Fig. 2. ERK5i induce transcriptional activity in the ERK5:MEF2D reporter system independently of kinase activity.

a, b, c and e HEK293 cells were transfected with GAL4-MEF2D, GAL4:LUC and CMV:Renilla, together with either wild-type HA-ERK5 (full length) or HA-ERK5 ΔTAD and EGFP-MEK5D or EGFP (control) as indicated. Four hours post transfection, cells were treated with either DMSO (control) or compound 26 (a), compound 25 (b), AX15836 (c) or BIX02189 (e) at concentrations indicated. Twenty-four post transfection, cells were lysed and firefly luciferase activity was measured and normalised to Renilla.
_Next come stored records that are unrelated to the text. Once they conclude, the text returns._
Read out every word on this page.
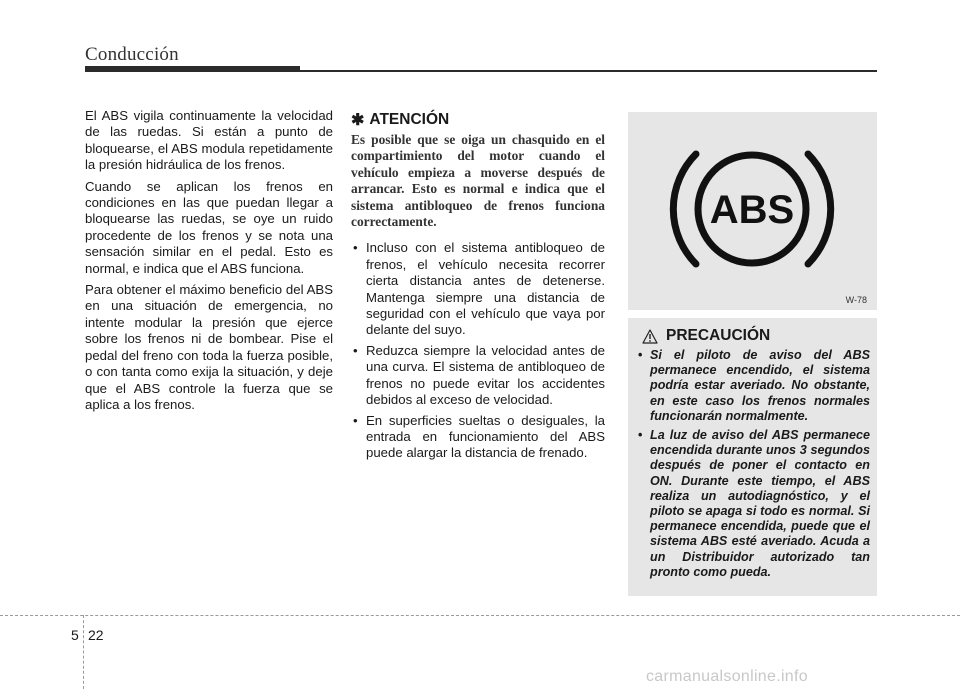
Conducción

El ABS vigila continuamente la velocidad de las ruedas. Si están a punto de bloquearse, el ABS modula repetidamente la presión hidráulica de los frenos.

Cuando se aplican los frenos en condiciones en las que puedan llegar a bloquearse las ruedas, se oye un ruido procedente de los frenos y se nota una sensación similar en el pedal. Esto es normal, e indica que el ABS funciona.

Para obtener el máximo beneficio del ABS en una situación de emergencia, no intente modular la presión que ejerce sobre los frenos ni de bombear. Pise el pedal del freno con toda la fuerza posible, o con tanta como exija la situación, y deje que el ABS controle la fuerza que se aplica a los frenos.

✱ ATENCIÓN
Es posible que se oiga un chasquido en el compartimiento del motor cuando el vehículo empieza a moverse después de arrancar. Esto es normal e indica que el sistema antibloqueo de frenos funciona correctamente.
• Incluso con el sistema antibloqueo de frenos, el vehículo necesita recorrer cierta distancia antes de detenerse. Mantenga siempre una distancia de seguridad con el vehículo que vaya por delante del suyo.
• Reduzca siempre la velocidad antes de una curva. El sistema de antibloqueo de frenos no puede evitar los accidentes debidos al exceso de velocidad.
• En superficies sueltas o desiguales, la entrada en funcionamiento del ABS puede alargar la distancia de frenado.
ABS
W-78
PRECAUCIÓN
• Si el piloto de aviso del ABS permanece encendido, el sistema podría estar averiado. No obstante, en este caso los frenos normales funcionarán normalmente.
• La luz de aviso del ABS permanece encendida durante unos 3 segundos después de poner el contacto en ON. Durante este tiempo, el ABS realiza un autodiagnóstico, y el piloto se apaga si todo es normal. Si permanece encendida, puede que el sistema ABS esté averiado. Acuda a un Distribuidor autorizado tan pronto como pueda.
5 22
carmanualsonline.info
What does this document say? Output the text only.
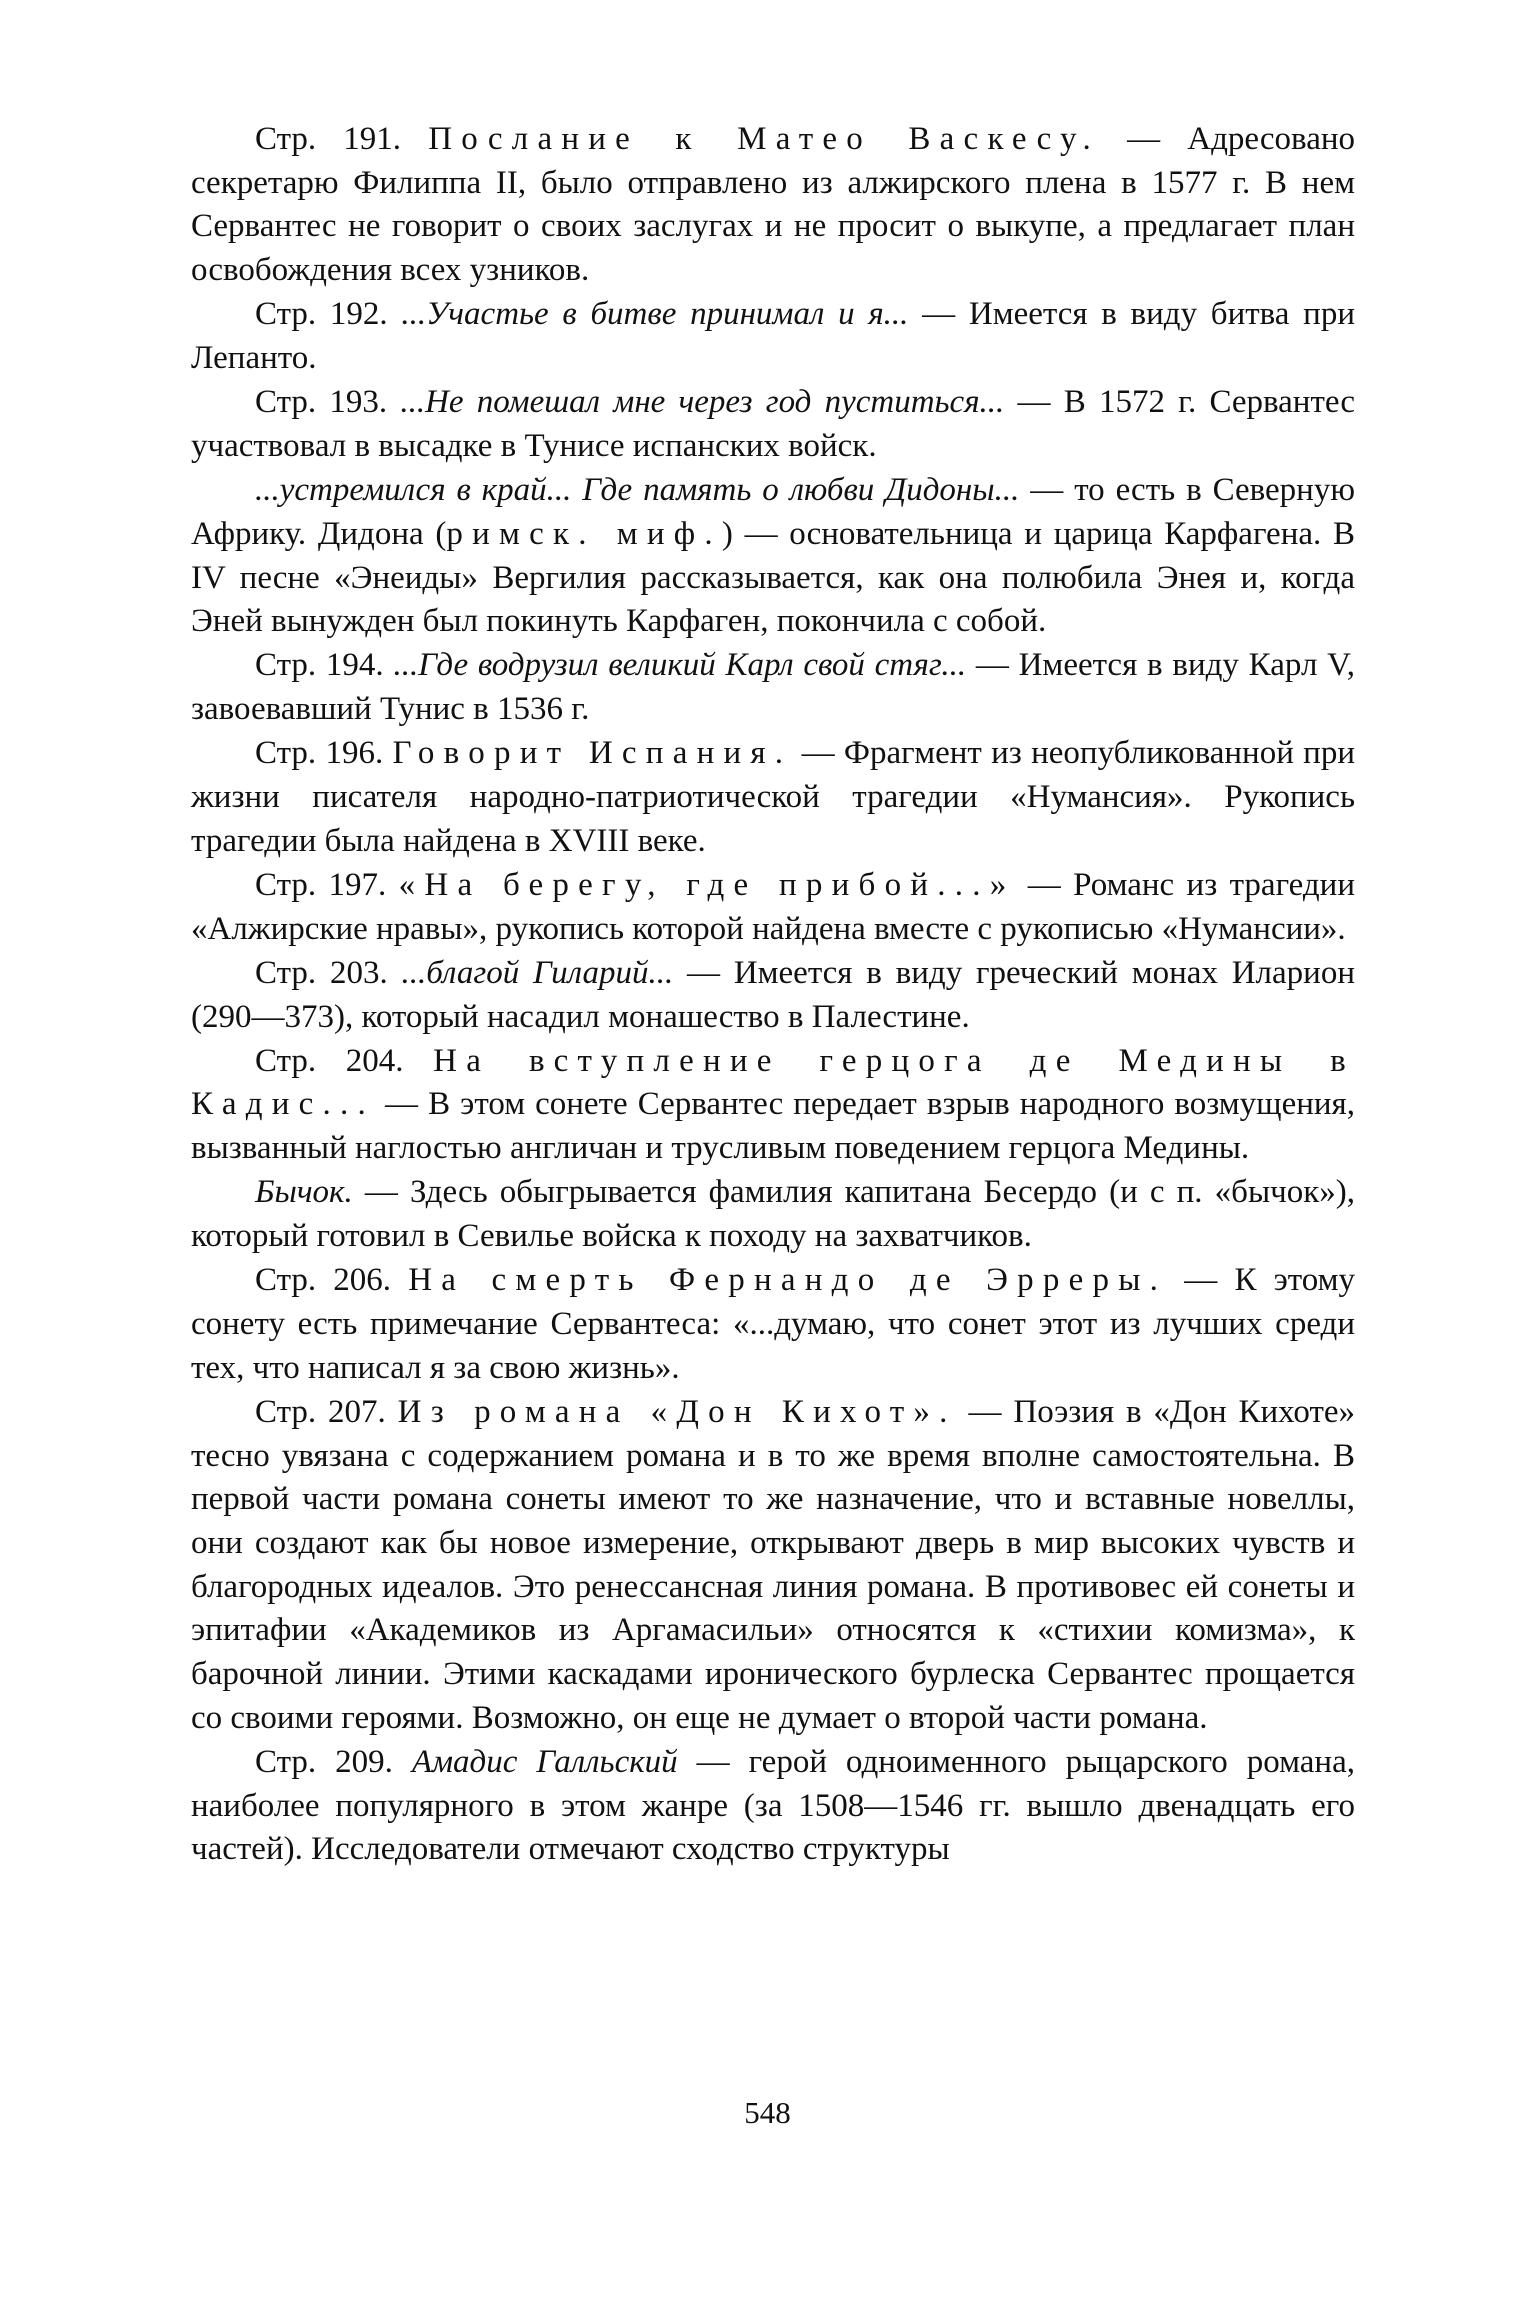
Стр. 191. Послание к Матео Васкесу. — Адресовано секретарю Филиппа II, было отправлено из алжирского плена в 1577 г. В нем Сервантес не говорит о своих заслугах и не просит о выкупе, а предлагает план освобождения всех узников.

Стр. 192. ...Участье в битве принимал и я... — Имеется в виду битва при Лепанто.

Стр. 193. ...Не помешал мне через год пуститься... — В 1572 г. Сервантес участвовал в высадке в Тунисе испанских войск.

...устремился в край... Где память о любви Дидоны... — то есть в Северную Африку. Дидона (римск. миф.) — основательница и царица Карфагена. В IV песне «Энеиды» Вергилия рассказывается, как она полюбила Энея и, когда Эней вынужден был покинуть Карфаген, покончила с собой.

Стр. 194. ...Где водрузил великий Карл свой стяг... — Имеется в виду Карл V, завоевавший Тунис в 1536 г.

Стр. 196. Говорит Испания. — Фрагмент из неопубликованной при жизни писателя народно-патриотической трагедии «Нумансия». Рукопись трагедии была найдена в XVIII веке.

Стр. 197. «На берегу, где прибой...» — Романс из трагедии «Алжирские нравы», рукопись которой найдена вместе с рукописью «Нумансии».

Стр. 203. ...благой Гиларий... — Имеется в виду греческий монах Иларион (290—373), который насадил монашество в Палестине.

Стр. 204. На вступление герцога де Медины в Кадис... — В этом сонете Сервантес передает взрыв народного возмущения, вызванный наглостью англичан и трусливым поведением герцога Медины.

Бычок. — Здесь обыгрывается фамилия капитана Бесердо (и с п. «бычок»), который готовил в Севилье войска к походу на захватчиков.

Стр. 206. На смерть Фернандо де Эрреры. — К этому сонету есть примечание Сервантеса: «...думаю, что сонет этот из лучших среди тех, что написал я за свою жизнь».

Стр. 207. Из романа «Дон Кихот». — Поэзия в «Дон Кихоте» тесно увязана с содержанием романа и в то же время вполне самостоятельна. В первой части романа сонеты имеют то же назначение, что и вставные новеллы, они создают как бы новое измерение, открывают дверь в мир высоких чувств и благородных идеалов. Это ренессансная линия романа. В противовес ей сонеты и эпитафии «Академиков из Аргамасильи» относятся к «стихии комизма», к барочной линии. Этими каскадами иронического бурлеска Сервантес прощается со своими героями. Возможно, он еще не думает о второй части романа.

Стр. 209. Амадис Галльский — герой одноименного рыцарского романа, наиболее популярного в этом жанре (за 1508—1546 гг. вышло двенадцать его частей). Исследователи отмечают сходство структуры

548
The results are presented as the mean of three independent experiments ± SEM. Source data are provided as a Source Data file. d HEK293 cells were transfected as in (a). Twenty-four hours post transfection cells were lysed and processed as in a. f HEK293 cells were transfected with GAL4-MEF2D, GAL4:LUC and CMV:Renilla together with either wild-type HA-ERK5 (full length) or HA-ERK5 kinase dead and EGFP-MEK5D or EGFP (control) as indicated. Twenty-four hours post transfection cells were lysed and processed as in a. g and h HEK293 cells were transfected as in (f). Four hours post transfection, cells were treated with either DMSO (control) or compound 26 (g) or AX15836 (h) at concentrations indicated. Twenty-four hours post transfection cells were lysed and processed as in (a).